2002年の世界溺水会議における公開討論会で、溺水被害者に対する脳蘇生法が討議された。溺水被害者に対する具体的な治療法を支持する決定的な比較対照研究が行われていないのが現状ではあるが、以下のような総意が示された。「最優先すべきは自己心拍の再開である。また、核温and/or脳(鼓膜)温の持続監視を救急部および集中治療部で行わなければならない。体温の監視は、もし可能であれば病院到着前から行うべきである。溺水被害者の自己心拍が再開しても、依然として昏睡状態にある場合は、体温を32℃-34℃以上に積極的に復温してはならない。核温が34℃を超えるときは、速やかに体温を低下させ(32℃-34℃)、12~24時間はそれを維持する。急性期には高体温はいかなる場合においても避ける。
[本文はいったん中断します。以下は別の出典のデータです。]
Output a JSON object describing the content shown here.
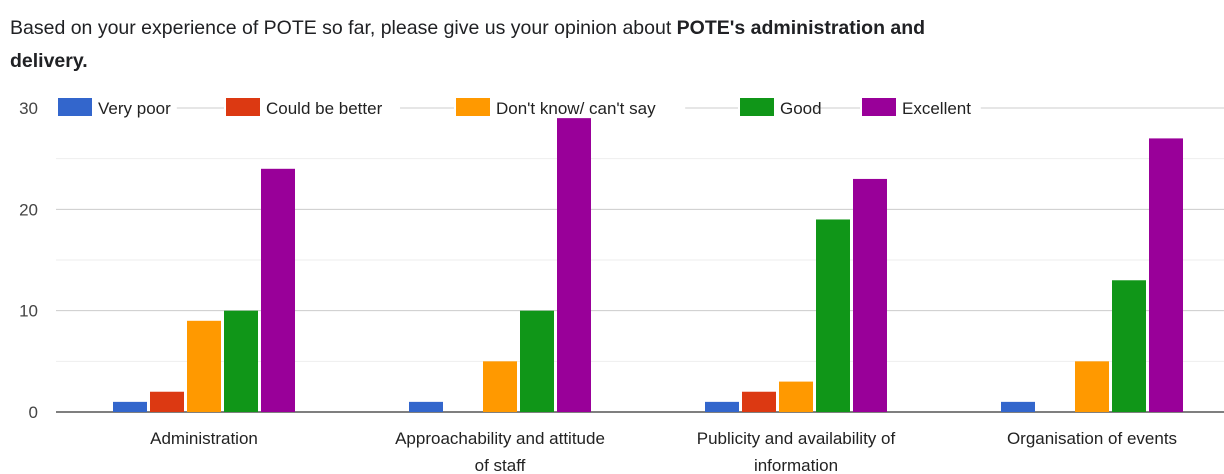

薬物を用いた脳蘇生療法の有用性を裏付けるエビデンスは、現時点では不十分である。痙攣は適切に治療しなければならない。蘇生後および蘇生中のPaO2または酸素飽和度の具体的な目標値に関するエビデンスは十分には蓄積されていない。しかし、低酸素血症は避けなければならない。溺水被害者に対する脳蘇生療法の有効性を評価するには、さらに研究を重ねる必要がある。」 この勧告には、様々な原因による心停止症例に対する低体温療法に再び注目が集まっている状況が反映されている。

教訓 溺水患者では、高血糖と高体温を避けなければなりません。